La molécule d'insuline active est constituée par le couplage de deux chaînes protéiques, qu'on désigne par A et B. La production de l'insuline s'est déroulée en deux étapes. Tout d'abord, au lieu d'isoler les gènes naturels des deux chaînes A et B, l'équipe de K. Itakura, de Los Angeles, a synthétisé des gènes artificiels. Puis l'équipe de H. W. Boyer, à San Francisco, les a introduits séparément dans un plasmide (fragment d'ADN) d'Escherichia coli. Ces gènes, associés à un gène marqueur et opérateur (tout comme pour la fabrication de la somatostatine), ont été induits à fabriquer séparément les chaînes A et B, qui ont ensuite été extraites de la bactérie et mélangées. À l'épreuve des tests chimiques et des essais radio-immunologiques, la protéine formée par la synthèse de A et B s'est révélée identique à l'insuline humaine.

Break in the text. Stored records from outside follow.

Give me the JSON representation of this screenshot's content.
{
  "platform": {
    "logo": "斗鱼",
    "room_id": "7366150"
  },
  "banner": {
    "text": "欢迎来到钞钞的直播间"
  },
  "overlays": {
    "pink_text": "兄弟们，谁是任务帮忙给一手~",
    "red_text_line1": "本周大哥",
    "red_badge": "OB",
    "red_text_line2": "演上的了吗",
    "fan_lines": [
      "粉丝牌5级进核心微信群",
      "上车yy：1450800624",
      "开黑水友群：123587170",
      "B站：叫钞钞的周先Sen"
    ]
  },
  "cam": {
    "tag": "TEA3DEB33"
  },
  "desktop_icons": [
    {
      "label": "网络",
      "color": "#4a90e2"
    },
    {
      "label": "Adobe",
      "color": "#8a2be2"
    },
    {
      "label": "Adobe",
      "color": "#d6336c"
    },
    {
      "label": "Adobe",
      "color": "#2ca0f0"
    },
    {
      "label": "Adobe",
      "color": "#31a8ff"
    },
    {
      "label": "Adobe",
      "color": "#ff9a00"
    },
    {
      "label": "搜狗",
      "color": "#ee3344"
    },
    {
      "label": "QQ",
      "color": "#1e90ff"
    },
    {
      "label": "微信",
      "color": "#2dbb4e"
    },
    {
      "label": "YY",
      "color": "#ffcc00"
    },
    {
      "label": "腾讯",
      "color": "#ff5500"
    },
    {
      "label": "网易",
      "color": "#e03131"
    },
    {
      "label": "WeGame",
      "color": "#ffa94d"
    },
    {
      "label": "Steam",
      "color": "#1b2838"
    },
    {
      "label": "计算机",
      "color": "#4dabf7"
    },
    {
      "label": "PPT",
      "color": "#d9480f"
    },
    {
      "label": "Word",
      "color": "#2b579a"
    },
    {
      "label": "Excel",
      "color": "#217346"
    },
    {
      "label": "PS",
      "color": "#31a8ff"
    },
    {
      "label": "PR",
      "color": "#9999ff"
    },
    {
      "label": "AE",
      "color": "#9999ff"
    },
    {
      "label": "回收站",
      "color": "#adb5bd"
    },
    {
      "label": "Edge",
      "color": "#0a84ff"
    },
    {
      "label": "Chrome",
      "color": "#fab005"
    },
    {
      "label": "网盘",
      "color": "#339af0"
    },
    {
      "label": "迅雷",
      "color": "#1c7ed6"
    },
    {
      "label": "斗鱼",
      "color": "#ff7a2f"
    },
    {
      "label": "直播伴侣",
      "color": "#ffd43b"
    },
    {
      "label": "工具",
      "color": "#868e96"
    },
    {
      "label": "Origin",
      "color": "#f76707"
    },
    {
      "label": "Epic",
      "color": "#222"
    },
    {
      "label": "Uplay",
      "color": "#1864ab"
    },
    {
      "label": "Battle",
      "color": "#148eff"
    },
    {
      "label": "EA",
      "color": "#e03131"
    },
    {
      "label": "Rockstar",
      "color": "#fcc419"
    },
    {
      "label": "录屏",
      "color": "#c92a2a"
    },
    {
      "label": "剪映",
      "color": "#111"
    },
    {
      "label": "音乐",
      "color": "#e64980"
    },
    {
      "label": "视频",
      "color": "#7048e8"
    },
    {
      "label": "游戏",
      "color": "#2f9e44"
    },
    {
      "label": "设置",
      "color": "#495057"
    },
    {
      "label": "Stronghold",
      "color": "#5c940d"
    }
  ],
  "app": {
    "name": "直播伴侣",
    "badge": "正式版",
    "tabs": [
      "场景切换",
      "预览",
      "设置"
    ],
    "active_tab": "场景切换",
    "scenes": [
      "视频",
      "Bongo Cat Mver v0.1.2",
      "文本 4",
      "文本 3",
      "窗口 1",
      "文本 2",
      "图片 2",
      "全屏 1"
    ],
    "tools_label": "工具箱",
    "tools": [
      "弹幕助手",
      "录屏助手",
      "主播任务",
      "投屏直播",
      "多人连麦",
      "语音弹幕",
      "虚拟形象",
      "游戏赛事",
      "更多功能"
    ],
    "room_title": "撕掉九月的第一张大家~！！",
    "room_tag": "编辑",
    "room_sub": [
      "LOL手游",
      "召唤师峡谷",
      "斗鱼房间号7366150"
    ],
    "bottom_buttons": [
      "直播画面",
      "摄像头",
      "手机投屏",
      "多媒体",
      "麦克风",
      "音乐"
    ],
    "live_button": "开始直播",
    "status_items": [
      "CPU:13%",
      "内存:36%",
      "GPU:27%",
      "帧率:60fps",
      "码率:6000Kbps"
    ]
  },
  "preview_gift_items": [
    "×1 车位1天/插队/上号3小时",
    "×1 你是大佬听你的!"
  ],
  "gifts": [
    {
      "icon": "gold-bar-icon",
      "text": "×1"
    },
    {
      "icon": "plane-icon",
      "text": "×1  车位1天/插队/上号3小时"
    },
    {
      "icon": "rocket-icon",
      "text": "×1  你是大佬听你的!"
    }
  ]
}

Produite à l'échelle industrielle par Escherichia coli, l'insuline humaine serait moins coûteuse que celle qui est extraite actuellement à partir du pancréas de bœuf. Elle résoudrait le problème des 5 % de diabétiques qui sont allergiques à l'insuline d'origine animale. Plusieurs laboratoires américains, dont la Eli Lilly Corporation, Genentech et Cetus, envisagent pour un avenir très proche la production de médicaments bon marché à base d'hormones — dont l'insuline — par le procédé du clonage (production massive de bactéries à partir de la bactérie modifiée).

Ovalbumine

D'autres séries de recherches sur le génie génétique, menées à l'Institut Pasteur de Paris par plusieurs équipes françaises sous la direction de Philippe Kourilsky, ont abouti en octobre 1978 à faire synthétiser par Escherichia coli une protéine de grande taille très voisine de l'ovalbumine du poulet, principal constituant du blanc d'œuf. Comme pour l'insuline humaine, les chercheurs sont partis d'un gène artificiel, auquel est adjoint un gène opérateur reconnu par la bactérie. Mais le rendement est beaucoup plus élevé que pour l'insuline : chaque bactérie produit de 50 000 à 100 000 molécules d'ovalbumine.

Bacillus subtilis

Les souches d'Escherichia coli employées dans les expériences de génie génétique sont incapables de coloniser l'intestin humain ; EK 12, la plus utilisée et la mieux connue, n'y survit que quelques jours ; quant à la souche X 1776, elle ne peut croître que sur un milieu synthétique complexe. Cependant, pour éliminer tout risque de contamination, on cherche à les remplacer par des micro-organismes totalement inoffensifs pour l'espèce humaine. L'une des espèces les plus prometteuses est Bacillus subtilis. Cette bactérie, vivant normalement dans le sol, est dépourvue de plasmide à l'état naturel ; mais on a réussi récemment à y introduire un plasmide provenant d'une autre espèce bactérienne, ce qui la rend apte, elle aussi, à cloner des fragments d'ADN étranger et à fabriquer des protéines étrangères.